Legislative review may strengthen the laws regarding the receipt of stolen public property.
Mandatory digital record-keeping for all scrap metal transactions presents one viable policy option.
Public awareness campaigns should highlight the collective cost of vandalism on community development.
Whistleblower protection schemes for individuals reporting vandalism require strengthening.
Technological hardening of infrastructure, such as smart markings on cables, can aid forensic tracing.
Investment in these areas may yield long-term savings by reducing replacement costs.
The Path Forward: Deterrence and Development
The arrest in Cross River State represents a necessary enforcement action.
Sustainable progress, however, depends on addressing the underlying conditions.
Youth unemployment and poverty create a pool of individuals vulnerable to recruitment by vandalism syndicates.
Alternative livelihood programs in high-vandalism regions may reduce the economic appeal of crime.
Strengthening local governance and community ownership of infrastructure projects fosters protective attitudes.
Transparency in infrastructure spending builds public trust and reduces resentment.

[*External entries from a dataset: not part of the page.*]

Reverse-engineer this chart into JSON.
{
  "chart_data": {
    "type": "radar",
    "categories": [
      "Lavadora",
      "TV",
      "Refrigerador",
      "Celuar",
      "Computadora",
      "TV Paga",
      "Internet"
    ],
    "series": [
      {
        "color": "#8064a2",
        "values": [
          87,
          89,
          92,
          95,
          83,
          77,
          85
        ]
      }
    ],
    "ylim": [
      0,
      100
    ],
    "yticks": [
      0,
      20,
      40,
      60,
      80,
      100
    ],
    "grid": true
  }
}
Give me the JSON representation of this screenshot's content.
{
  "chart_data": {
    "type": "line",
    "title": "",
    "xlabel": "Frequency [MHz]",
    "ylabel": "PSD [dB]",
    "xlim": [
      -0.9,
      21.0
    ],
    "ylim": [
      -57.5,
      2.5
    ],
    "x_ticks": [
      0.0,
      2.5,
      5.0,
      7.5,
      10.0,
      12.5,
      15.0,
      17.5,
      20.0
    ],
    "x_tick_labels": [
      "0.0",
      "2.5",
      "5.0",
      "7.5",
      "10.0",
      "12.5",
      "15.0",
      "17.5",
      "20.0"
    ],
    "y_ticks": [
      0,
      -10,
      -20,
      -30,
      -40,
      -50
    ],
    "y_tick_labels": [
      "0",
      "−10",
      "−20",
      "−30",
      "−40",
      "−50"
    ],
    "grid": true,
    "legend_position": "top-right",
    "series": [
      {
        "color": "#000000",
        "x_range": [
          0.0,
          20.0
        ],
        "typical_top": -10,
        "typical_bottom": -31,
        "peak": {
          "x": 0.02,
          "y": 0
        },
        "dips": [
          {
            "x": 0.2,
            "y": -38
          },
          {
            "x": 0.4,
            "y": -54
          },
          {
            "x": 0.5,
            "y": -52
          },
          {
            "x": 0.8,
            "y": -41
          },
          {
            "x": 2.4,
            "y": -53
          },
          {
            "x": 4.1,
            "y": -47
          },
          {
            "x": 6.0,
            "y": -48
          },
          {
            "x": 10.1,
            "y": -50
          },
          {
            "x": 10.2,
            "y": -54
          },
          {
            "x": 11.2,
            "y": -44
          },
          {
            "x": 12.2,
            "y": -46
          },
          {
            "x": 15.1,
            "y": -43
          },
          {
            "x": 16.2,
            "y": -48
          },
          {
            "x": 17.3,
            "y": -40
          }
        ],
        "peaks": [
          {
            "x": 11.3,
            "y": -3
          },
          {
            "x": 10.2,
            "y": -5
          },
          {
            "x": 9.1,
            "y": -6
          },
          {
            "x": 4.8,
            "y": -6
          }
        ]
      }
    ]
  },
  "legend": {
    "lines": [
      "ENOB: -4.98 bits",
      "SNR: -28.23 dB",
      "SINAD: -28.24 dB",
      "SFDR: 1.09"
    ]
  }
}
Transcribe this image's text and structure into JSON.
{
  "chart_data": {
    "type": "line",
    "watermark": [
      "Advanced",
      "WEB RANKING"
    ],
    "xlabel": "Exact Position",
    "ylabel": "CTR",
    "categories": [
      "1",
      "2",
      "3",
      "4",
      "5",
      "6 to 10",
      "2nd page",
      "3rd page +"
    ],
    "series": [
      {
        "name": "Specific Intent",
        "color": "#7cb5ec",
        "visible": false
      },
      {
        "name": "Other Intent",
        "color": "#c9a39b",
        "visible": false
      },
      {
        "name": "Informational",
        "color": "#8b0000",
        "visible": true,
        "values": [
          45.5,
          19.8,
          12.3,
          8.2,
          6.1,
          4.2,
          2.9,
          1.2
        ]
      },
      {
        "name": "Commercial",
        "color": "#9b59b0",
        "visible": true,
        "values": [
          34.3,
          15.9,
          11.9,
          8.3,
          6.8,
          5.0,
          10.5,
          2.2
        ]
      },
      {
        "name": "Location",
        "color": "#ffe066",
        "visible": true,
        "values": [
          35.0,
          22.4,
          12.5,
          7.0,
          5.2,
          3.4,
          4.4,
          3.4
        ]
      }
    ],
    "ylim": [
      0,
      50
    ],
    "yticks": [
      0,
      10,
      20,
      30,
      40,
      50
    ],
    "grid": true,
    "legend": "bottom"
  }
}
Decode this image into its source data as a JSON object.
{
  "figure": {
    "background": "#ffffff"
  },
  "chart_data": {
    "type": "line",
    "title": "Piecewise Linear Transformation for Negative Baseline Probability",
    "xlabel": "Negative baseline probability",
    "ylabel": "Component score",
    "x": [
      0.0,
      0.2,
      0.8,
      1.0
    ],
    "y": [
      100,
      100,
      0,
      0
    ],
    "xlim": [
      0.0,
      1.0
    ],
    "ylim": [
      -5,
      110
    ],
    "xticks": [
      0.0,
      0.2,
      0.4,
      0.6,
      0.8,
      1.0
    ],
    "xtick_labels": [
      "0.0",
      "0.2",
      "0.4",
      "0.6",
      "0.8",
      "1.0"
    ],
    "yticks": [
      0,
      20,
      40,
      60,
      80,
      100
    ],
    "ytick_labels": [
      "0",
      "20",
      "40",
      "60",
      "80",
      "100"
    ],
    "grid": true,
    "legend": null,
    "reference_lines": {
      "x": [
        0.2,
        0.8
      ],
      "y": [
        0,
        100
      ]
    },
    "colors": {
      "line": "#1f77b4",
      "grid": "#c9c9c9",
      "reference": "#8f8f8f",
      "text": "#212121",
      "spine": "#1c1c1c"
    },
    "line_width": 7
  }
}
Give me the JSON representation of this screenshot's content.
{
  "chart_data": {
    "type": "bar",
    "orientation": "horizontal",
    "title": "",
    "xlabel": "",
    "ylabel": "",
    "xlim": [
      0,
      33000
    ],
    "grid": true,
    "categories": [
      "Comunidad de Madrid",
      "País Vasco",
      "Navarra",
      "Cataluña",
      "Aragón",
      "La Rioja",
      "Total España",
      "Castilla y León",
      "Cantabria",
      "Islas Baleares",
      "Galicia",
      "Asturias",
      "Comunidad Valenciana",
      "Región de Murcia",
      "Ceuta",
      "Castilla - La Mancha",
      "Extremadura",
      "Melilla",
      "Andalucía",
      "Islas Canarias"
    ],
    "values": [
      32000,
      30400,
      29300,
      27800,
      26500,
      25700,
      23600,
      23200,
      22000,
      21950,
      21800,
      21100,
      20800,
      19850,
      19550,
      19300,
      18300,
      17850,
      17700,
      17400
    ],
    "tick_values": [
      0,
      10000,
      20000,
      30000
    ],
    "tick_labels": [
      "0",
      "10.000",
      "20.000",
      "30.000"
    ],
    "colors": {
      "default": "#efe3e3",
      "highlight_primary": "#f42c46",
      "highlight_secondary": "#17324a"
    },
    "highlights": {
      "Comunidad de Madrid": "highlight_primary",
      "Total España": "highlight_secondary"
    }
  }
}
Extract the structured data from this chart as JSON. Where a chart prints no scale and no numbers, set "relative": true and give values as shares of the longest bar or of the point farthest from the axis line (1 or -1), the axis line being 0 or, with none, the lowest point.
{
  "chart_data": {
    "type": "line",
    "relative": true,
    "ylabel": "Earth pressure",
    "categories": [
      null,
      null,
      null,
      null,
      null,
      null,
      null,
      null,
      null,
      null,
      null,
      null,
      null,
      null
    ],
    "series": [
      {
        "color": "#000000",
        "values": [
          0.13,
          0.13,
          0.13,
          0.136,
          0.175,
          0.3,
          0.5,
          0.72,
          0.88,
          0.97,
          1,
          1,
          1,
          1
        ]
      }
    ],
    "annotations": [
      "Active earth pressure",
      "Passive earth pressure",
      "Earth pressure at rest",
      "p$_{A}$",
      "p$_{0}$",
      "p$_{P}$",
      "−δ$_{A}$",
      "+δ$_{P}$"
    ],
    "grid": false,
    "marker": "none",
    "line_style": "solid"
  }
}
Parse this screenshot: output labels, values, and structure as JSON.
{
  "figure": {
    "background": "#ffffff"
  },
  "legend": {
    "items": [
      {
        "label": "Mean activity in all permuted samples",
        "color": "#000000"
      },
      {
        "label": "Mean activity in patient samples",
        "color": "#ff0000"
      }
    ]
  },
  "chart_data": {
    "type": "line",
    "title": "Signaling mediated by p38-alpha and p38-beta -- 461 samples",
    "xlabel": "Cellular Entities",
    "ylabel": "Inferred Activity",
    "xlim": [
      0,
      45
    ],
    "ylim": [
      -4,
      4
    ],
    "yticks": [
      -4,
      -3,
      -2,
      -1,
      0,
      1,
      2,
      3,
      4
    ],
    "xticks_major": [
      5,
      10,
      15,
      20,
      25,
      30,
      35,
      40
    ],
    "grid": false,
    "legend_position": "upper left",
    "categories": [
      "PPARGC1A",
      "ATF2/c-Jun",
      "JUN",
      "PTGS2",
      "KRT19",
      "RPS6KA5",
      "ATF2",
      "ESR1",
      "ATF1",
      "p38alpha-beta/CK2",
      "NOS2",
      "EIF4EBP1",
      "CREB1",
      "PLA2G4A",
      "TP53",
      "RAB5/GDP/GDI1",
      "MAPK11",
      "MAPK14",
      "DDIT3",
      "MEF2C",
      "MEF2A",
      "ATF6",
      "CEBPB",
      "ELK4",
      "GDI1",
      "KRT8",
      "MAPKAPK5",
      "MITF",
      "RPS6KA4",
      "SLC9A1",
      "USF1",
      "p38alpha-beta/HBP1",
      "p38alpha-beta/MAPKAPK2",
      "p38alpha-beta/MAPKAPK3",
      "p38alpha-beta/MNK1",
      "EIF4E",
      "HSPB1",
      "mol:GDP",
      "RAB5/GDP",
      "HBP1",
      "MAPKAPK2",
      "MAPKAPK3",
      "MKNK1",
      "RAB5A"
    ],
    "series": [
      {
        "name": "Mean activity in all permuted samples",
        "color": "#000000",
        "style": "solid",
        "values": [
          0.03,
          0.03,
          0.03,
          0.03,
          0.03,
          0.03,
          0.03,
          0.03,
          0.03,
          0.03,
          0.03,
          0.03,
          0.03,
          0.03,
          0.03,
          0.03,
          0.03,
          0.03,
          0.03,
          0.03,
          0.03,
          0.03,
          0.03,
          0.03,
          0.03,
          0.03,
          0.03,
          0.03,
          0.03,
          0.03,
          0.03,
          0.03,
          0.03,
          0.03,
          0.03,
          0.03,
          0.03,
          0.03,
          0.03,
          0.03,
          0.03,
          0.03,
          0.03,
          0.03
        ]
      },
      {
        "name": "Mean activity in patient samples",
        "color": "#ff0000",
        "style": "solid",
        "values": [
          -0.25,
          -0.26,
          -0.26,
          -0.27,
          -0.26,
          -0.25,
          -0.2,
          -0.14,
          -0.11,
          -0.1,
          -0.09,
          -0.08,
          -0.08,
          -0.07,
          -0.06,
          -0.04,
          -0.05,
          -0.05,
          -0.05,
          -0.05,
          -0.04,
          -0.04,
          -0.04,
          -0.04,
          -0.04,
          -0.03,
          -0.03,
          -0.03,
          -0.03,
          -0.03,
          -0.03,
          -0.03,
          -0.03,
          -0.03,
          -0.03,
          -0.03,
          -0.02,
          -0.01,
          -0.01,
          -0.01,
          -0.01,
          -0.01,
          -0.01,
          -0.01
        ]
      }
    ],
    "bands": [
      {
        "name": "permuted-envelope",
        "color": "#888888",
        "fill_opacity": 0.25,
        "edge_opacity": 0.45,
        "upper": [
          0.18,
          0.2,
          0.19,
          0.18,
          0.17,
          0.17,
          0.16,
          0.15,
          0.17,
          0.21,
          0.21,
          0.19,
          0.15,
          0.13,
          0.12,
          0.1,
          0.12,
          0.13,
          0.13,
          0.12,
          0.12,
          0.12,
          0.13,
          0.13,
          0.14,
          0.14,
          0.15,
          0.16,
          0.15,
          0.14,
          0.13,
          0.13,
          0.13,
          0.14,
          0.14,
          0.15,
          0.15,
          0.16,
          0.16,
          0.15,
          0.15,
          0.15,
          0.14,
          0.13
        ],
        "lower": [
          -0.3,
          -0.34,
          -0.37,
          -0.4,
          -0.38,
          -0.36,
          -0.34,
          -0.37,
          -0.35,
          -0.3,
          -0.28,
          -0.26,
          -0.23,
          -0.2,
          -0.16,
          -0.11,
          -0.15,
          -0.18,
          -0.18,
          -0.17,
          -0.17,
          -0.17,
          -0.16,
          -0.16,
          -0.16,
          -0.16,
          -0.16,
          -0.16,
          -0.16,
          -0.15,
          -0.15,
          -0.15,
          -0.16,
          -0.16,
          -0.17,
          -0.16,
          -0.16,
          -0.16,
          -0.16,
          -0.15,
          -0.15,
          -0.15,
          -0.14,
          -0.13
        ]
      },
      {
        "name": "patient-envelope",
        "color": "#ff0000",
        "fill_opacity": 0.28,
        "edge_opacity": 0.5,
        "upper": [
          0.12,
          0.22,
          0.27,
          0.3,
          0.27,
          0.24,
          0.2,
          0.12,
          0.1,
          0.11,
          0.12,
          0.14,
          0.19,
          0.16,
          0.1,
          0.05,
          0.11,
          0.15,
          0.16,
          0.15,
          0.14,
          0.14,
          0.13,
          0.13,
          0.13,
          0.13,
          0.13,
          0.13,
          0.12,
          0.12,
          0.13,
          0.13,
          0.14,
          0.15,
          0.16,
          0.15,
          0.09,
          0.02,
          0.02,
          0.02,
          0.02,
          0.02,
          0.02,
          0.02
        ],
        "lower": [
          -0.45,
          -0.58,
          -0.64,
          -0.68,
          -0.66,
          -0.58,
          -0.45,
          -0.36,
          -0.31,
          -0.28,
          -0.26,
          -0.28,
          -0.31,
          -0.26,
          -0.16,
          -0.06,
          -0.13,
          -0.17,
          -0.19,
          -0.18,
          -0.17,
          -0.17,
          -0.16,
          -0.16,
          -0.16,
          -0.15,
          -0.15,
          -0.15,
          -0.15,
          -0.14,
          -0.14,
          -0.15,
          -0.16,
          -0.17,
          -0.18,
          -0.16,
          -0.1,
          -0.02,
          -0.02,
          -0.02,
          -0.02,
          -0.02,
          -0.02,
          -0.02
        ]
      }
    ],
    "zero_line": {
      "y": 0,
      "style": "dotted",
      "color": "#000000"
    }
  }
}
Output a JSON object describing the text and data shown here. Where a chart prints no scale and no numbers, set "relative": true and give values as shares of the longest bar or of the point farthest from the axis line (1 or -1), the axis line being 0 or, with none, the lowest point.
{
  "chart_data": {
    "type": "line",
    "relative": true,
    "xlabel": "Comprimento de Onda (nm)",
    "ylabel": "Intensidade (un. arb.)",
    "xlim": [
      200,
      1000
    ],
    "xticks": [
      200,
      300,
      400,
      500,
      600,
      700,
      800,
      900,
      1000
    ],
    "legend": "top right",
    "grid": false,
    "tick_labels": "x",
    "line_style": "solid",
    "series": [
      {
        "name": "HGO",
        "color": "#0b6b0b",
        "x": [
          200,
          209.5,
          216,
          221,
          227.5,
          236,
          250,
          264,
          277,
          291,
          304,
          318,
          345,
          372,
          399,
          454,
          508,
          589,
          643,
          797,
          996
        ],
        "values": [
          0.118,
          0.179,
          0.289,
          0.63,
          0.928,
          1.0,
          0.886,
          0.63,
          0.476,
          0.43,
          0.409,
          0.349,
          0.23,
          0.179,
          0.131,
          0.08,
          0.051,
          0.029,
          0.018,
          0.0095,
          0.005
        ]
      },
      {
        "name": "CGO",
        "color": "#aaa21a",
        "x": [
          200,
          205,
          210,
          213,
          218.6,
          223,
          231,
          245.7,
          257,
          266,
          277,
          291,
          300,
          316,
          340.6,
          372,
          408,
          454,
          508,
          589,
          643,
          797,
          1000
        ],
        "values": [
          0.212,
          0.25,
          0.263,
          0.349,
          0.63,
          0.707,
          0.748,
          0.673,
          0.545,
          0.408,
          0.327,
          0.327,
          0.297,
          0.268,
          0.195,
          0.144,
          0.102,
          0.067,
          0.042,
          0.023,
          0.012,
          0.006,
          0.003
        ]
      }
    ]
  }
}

When citizens perceive projects as legitimate and beneficial, they become stakeholders in their protection.
This cultural shift, combined with effective policing, forms the durable solution.
One Small Fix for a Large Problem
A single procedural adjustment within the justice system holds significant potential.
Establishing designated special courts or fast-track desks for infrastructure vandalism in Nigeria cases would accelerate trials.
This measure requires minimal new legislation but maximum judicial will.
It would demonstrate state seriousness, ensure swift justice, and amplify the deterrent effect of arrests like those in Cross River.
The digital bridge between arrest, prosecution, and conviction requires fortification.